- Apollo Global Management (APO) is leading a $3.5 billion financing deal to support Valor Compute Infrastructure's acquisition and lease of NVIDIA (NVDA) GB200 GPUs to xAI.
- The deal, structured as a triple-net lease, provides downside-protected AI exposure and follows xAI's recent $20 billion Series E funding round.
- Apollo aims to make portions of the loan tradable, expanding the private credit market while supporting surging AI compute demand.
Apollo Global Management is nearing a $3.5 billion lending agreement to finance Valor Compute Infrastructure's acquisition of NVIDIA GB200 GPUs and data center infrastructure, which will be leased to Elon Musk's xAI, according to people familiar with the matter. The deal, expected to close imminently, corrects earlier reports of a $3.4 billion figure and aligns with xAI's rapid expansion following its $20 billion Series E funding round, which closed just one day prior with investors including NVIDIA, Fidelity, Qatar Investment Authority, and MGX.
Efforts to structure the financing have progressed smoothly, with Apollo deploying its expertise in asset-backed lending to create a triple-net lease arrangement that offers strong protection for investors. "This is a hallmark investment in the AI infrastructure space, combining growth potential with robust downside safeguards," said Christopher Lahoud, a senior partner at Apollo involved in the transaction, highlighting the firm's strategy to gain exposure to high-growth sectors like AI through structured credit. Apollo has deployed over $40 billion into next-generation infrastructure since 2022, including compute and renewables, and this deal adds to that portfolio while supporting xAI's capital-intensive model training for advanced systems like Grok 4.
Without this financing, xAI might have faced delays in scaling its second data center, crucial for keeping pace with competitors in the AI race. The deal involves Valor Equity Partners, which manages about $55 billion in assets and created the Valor Compute Infrastructure vehicle with NVIDIA as an anchor limited partner to lease the hardware. NVIDIA's GB200 GPUs are central to the compute cluster, reflecting the chipmaker's dual role as both a supplier and investor in the AI ecosystem. Apollo, which manages approximately $908 billion in assets as of September 2025, traded $6.7 billion in private credit last year and continues to pursue share buybacks under a $3 billion program alongside such financings, balancing growth initiatives with shareholder returns.
In the short term, Apollo may buy more portions of the loan at par to enable secondary trading, a move that could expand the private credit market for similar AI infrastructure deals. Long-term, this financing scales xAI's operations and sets a precedent for more structured financings as demand for AI compute surges, with Apollo estimating trillions will be needed for global data centers over the next decade amid what it calls a "Global Industrial Renaissance." The transaction also complements Apollo's other asset-backed activities, such as its aviation lease ABS (MAPS 2026-1) with 27 aircraft, showcasing a diversified approach to infrastructure investing.
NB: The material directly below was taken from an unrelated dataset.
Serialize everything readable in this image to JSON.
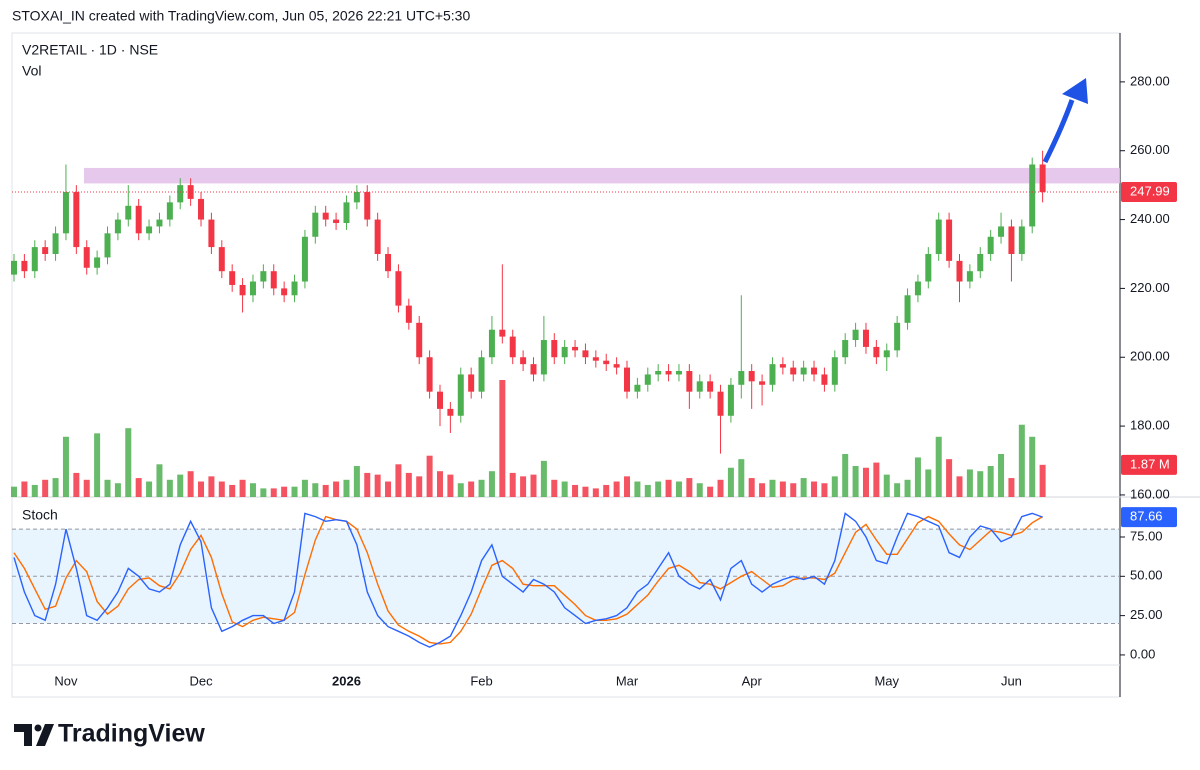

Attempts to reach xAI and Valor for additional comments were not immediately successful, but sources indicate that negotiations have focused on ensuring timely deployment of the GPUs to support xAI's aggressive growth timeline. As AI workloads explode, driving unprecedented data center energy needs, deals like this highlight how private credit is stepping in to fill financing gaps, with Apollo acting as both lender and potential market maker in a rapidly evolving sector.